The cover of the August 1926 "National Sportsman" by Foster was “the first painting ever published of a scene in the new sport of Skeet” and possibly depicted his son using Foster Sr.’s 20 gauge Parker DHE with 27-inch barrels
The L.C. Smith “Skeet Upland Special” appeared in "Hunting and Fishing" in June 1928, almost 2 years later
In the 1929 Hunter Arms Co. catalog, the word “upland” was gone and the Skeet Special grade was shown with a straight grip stock, checkered wood butt, “Skeet Choke No. 1 right and No. 2 left,” and “Streamline Beaver Tail Forend.” Basically, it was an Ideal grade with London Steel barrels, upgraded wood, and with the skeet logo engraved on the lockplate
The Winchester Model 21 went into production in 1929, but was not listed on the Winchester price list until 1931. In 1933, the Model 21 Skeet Gun was introduced in Standard, Tournament, and Trap grades.
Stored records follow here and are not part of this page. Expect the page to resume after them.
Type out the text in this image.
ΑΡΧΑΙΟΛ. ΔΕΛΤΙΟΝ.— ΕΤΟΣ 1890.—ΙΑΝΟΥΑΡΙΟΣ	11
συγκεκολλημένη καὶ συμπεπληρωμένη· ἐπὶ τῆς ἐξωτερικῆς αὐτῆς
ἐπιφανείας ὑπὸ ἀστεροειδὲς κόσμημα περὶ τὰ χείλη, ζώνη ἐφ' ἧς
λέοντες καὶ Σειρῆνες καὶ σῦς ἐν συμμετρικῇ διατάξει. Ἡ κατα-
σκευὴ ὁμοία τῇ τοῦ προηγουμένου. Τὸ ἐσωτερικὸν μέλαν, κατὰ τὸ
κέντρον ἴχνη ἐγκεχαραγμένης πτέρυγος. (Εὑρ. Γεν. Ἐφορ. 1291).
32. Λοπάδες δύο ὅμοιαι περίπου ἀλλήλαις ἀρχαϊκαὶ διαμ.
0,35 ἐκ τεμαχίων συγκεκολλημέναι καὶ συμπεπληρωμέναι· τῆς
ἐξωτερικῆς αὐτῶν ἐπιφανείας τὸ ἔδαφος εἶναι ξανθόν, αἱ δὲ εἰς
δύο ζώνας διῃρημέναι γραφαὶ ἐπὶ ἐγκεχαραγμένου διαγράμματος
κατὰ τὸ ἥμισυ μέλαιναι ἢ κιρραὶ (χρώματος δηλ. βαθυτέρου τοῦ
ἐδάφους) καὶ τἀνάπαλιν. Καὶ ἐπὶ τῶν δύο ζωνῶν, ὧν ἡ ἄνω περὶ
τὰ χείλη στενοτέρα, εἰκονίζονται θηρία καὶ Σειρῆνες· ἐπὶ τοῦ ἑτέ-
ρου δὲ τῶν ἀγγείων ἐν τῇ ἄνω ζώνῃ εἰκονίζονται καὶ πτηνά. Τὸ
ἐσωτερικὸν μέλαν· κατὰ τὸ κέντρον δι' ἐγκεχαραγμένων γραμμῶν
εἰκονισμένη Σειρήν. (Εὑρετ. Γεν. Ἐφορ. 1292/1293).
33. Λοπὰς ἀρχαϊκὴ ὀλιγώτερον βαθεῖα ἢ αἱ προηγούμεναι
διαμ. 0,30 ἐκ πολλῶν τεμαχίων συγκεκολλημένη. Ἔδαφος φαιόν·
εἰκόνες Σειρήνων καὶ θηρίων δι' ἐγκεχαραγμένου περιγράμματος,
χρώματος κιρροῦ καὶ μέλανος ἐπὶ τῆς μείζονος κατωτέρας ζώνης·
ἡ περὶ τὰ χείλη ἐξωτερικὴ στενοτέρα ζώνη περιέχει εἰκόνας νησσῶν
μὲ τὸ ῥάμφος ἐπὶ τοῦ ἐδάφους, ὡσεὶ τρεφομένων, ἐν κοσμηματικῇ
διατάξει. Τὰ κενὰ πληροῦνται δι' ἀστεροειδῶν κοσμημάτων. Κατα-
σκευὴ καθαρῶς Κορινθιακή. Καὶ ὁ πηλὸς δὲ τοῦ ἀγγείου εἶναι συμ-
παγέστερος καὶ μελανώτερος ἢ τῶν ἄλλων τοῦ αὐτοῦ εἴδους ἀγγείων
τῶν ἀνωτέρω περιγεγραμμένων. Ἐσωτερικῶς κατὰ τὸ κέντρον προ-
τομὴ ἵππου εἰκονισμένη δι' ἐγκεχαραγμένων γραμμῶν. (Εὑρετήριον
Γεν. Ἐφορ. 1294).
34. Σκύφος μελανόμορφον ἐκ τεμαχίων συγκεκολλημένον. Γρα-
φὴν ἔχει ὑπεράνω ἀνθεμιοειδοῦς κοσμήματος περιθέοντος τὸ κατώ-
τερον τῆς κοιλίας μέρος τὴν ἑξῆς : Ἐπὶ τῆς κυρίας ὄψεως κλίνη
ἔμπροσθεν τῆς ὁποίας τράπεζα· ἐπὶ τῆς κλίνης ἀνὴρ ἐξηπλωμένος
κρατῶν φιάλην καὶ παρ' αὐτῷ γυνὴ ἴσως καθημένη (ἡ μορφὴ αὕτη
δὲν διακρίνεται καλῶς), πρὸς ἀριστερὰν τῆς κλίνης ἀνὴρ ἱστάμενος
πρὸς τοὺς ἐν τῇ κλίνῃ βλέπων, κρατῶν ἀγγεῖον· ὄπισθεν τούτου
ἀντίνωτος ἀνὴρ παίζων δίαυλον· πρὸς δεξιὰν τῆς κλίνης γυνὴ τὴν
In 1932, a Parker advertising brochure showed a Special Skeet Gun with “skeet-in/skeet-out” chokes, 26 inch barrels, automatic ejectors, single trigger, straight stock, and beavertail forend. However, Parker factory production records have identified guns as early as 1929 as having “skeet-in/skeet-out” chokes.
The A.H. Fox Skeeter was introduced in 1931 and the Sterlingworth Skeet and Upland in 1935, with automatic ejectors, Fox-Kautzky selective single trigger, beavertail forend, recoil pad, and ivory beads.
The Iver Johnson Arms & Cycle Works Skeet-er appeared in 1933, and the Ithaca Lefever Grade A Skeet Model with automatic ejectors, straight stock, beavertail forend, and skeet chokes followed in 1934.